La medicina, como ciencia aplicada, ha buscado promover, mantener y restaurar la salud. En su vertiente alópata u occidental, los hospitales institucionalizaron esta misión al incorporar tecnologías surgidas de los vertiginosos descubrimientos científicos de las últimas décadas.
En esta misión, la medicina ha tenido que evolucionar y corregirse, pues, aunque el esquema hospitalario catalizó un enorme progreso, trajo consigo algunos efectos cuestionables. Hoy se invoca el discurso de la atención centrada en la persona para recuperar la autonomía y salvaguardar la dignidad de quienes, en el rol de pacientes, depositan su confianza en los servicios de salud.
Sin embargo, entre las fallas, hay algunas imperdonables. Como cuando las instituciones, respaldadas por la ciencia médica y las profesiones de la salud, participan en el atropello de derechos humanos. Este es el caso de la violencia obstétrica (VO), presente desde mucho antes de que se acuñara el término.
El concepto surgió en América Latina, impulsado por los movimientos feministas a principios de los 2000, y se convirtió en categoría jurídica cuando en 2007 Venezuela emitió la primera legislación en el mundo que la tipificó explícitamente como forma de violencia de género. Poco después, el debate se trasladó al ámbito global y en 2014 la OMS lo abordó como un problema de salud pública y derechos humanos, bajo la denominación de “faltas de respeto, abuso, maltrato y deshumanización en la atención obstétrica”.
En México, la Ley General de Acceso de las Mujeres a una Vida Libre de Violencia sentó las bases conceptuales para abrir el tema, al definir la violencia institucional como aquella ejercida por prestadores de servicios de salud que discriminan o dañan a las mujeres. En 2016, la CNDH emitió la Recomendación General 31, reconociendo oficialmente la violencia obstétrica en el país.
La encuesta ENDIREH 2021 documentó una incidencia de VO en el 31.8% de las mujeres que tuvieron un parto en los últimos cinco años. Es probable que esta medición sea inferior a la real, pues requiere estandarizar tipos y formas en que se ejerce la violencia, además de la sensibilidad necesaria para identificarla.
La VO se refiere a conductas negligentes, imprudentes, discriminatorias, irrespetuosas u omisas ejercidas por profesionales de la salud durante el embarazo, parto o puerperio (40 días posteriores al nacimiento). Sin embargo, es alrededor del evento del parto, en el contexto hospitalario, donde se concentran los mayores riesgos.
Existen diversas tipologías aún en discusión en el ámbito académico, pero en general se distinguen formas de violencia física, psicológica y sexual. Las violencias más flagrantes, como golpes, gritos o humillaciones, son fáciles de reconocer.
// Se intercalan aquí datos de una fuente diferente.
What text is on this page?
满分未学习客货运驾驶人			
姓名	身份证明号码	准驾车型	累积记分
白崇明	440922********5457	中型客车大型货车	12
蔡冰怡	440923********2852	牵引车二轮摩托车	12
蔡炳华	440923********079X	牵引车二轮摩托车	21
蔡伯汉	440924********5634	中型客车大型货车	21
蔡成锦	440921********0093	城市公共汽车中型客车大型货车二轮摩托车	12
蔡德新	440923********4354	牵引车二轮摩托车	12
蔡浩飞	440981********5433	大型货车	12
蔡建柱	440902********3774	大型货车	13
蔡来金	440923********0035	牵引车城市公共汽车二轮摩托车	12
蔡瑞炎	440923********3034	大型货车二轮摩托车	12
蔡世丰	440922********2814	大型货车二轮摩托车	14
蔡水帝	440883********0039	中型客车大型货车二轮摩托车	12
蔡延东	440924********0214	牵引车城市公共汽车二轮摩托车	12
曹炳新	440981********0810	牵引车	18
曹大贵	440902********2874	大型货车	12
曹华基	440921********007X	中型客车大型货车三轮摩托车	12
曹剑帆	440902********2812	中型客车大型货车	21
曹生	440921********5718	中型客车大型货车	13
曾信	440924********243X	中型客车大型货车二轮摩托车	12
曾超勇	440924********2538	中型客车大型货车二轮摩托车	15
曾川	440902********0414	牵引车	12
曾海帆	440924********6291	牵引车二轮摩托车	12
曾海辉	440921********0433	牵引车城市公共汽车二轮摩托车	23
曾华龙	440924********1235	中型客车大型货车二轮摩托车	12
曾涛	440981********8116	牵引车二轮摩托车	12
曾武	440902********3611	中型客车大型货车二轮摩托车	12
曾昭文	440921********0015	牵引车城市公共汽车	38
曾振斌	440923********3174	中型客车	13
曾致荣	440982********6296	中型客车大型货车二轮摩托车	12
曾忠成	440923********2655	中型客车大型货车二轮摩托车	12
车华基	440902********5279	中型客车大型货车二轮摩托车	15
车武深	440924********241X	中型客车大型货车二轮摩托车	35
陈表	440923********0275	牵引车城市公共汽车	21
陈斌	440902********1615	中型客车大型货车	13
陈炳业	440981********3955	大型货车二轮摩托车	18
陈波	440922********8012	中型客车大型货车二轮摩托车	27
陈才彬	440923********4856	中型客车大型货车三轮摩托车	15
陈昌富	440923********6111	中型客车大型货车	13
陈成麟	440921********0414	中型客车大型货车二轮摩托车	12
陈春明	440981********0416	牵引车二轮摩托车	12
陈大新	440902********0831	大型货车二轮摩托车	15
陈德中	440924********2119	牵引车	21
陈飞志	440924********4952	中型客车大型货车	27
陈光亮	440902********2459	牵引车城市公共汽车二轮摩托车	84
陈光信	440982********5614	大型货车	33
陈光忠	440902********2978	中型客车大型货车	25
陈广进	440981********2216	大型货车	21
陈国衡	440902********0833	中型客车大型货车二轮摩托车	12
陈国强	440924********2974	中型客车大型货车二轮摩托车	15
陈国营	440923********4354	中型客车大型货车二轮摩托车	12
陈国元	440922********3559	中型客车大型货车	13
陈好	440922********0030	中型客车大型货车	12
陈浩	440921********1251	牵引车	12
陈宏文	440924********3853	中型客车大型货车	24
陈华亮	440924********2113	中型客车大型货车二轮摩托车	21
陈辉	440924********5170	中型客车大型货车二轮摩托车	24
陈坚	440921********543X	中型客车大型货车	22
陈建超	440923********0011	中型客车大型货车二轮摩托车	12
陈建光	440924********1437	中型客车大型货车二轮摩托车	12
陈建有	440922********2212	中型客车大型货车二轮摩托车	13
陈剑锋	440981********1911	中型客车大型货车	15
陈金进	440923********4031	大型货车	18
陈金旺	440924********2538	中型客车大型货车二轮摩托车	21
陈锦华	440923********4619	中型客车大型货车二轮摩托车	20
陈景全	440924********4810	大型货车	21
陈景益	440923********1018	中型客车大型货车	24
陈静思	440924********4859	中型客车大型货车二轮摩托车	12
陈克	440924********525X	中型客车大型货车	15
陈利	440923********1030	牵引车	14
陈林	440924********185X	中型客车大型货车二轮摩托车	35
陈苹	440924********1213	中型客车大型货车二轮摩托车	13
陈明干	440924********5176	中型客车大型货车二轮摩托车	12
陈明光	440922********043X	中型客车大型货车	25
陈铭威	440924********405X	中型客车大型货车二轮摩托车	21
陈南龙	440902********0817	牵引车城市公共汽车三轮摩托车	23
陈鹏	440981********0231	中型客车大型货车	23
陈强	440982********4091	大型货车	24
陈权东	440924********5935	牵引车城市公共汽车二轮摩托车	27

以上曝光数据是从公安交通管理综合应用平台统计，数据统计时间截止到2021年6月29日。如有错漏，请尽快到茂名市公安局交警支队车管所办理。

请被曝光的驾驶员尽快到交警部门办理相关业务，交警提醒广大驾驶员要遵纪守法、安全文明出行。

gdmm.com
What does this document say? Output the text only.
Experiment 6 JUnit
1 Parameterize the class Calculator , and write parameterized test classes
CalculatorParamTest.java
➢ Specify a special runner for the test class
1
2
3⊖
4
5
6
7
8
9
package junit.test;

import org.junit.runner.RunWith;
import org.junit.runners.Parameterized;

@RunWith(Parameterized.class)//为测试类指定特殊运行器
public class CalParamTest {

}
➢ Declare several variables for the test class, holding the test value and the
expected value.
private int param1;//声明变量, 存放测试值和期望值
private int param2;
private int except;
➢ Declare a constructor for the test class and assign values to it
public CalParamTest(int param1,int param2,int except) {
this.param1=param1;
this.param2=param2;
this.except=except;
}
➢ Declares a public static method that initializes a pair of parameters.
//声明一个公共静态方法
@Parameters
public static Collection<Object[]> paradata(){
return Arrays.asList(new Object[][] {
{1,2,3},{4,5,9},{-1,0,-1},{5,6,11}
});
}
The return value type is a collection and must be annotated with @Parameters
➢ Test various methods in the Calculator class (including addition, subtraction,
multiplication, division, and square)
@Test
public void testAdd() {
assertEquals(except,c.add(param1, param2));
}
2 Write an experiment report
Otras, en cambio, han quedado invisibilizadas al normalizarse en un sistema médico saturado, subfinanciado y, sobre todo, carente de perspectiva de género.
Ese sistema ha permitido prácticas como la subestimación del dolor de las pacientes, la falta de anestesia o analgesia oportuna, la coerción para el uso de métodos anticonceptivos, así como la falta de privacidad, e información clara que garantice autonomía en las decisiones. También ha fallado en ofrecer un trato empático y humano en momentos de dolor e incertidumbre.
Por otro lado, técnicas medicalizadas, caducas y poco cuestionadas han provocado daño: sujeción forzada, privación de agua y movimiento, tactos vaginales excesivos, episiotomías (corte perineal) indiscriminadas, maniobras de presión durante la expulsión y uso de instrumentos (fórceps) sin justificación médica. El corolario es la sobreindicación de cesáreas, que en México alcanza el 45.6%, muy por encima del 10–15% recomendado por la OMS.
El primer paso es nombrar y medir la VO para poder mitigar y, con determinación, erradicar. Las estrategias deben estar fincadas en política pública y ser comprensivas del contexto, para abordar con mirada sistémica los procesos, la cultura, los incentivos y los comportamientos, apoyadas en educación y sensibilización de pacientes, estudiantes y proveedores de salud.
En el marco del Día Mundial de la Salud Sexual, la erradicación de la violencia obstétrica es apenas un peldaño dentro de una agenda más amplia para garantizar el pleno goce de estos derechos para las personas gestantes.
Se trata de una urgencia médica, social y humana. Los sistemas de salud deben asumir el mandato de “primero no hacer daño” desde la salud pública y el principio de no maleficencia desde la bioética. Entre tantas necesidades de acceso y equidad, detener esta forma de violencia constituye un punto de partida impostergable.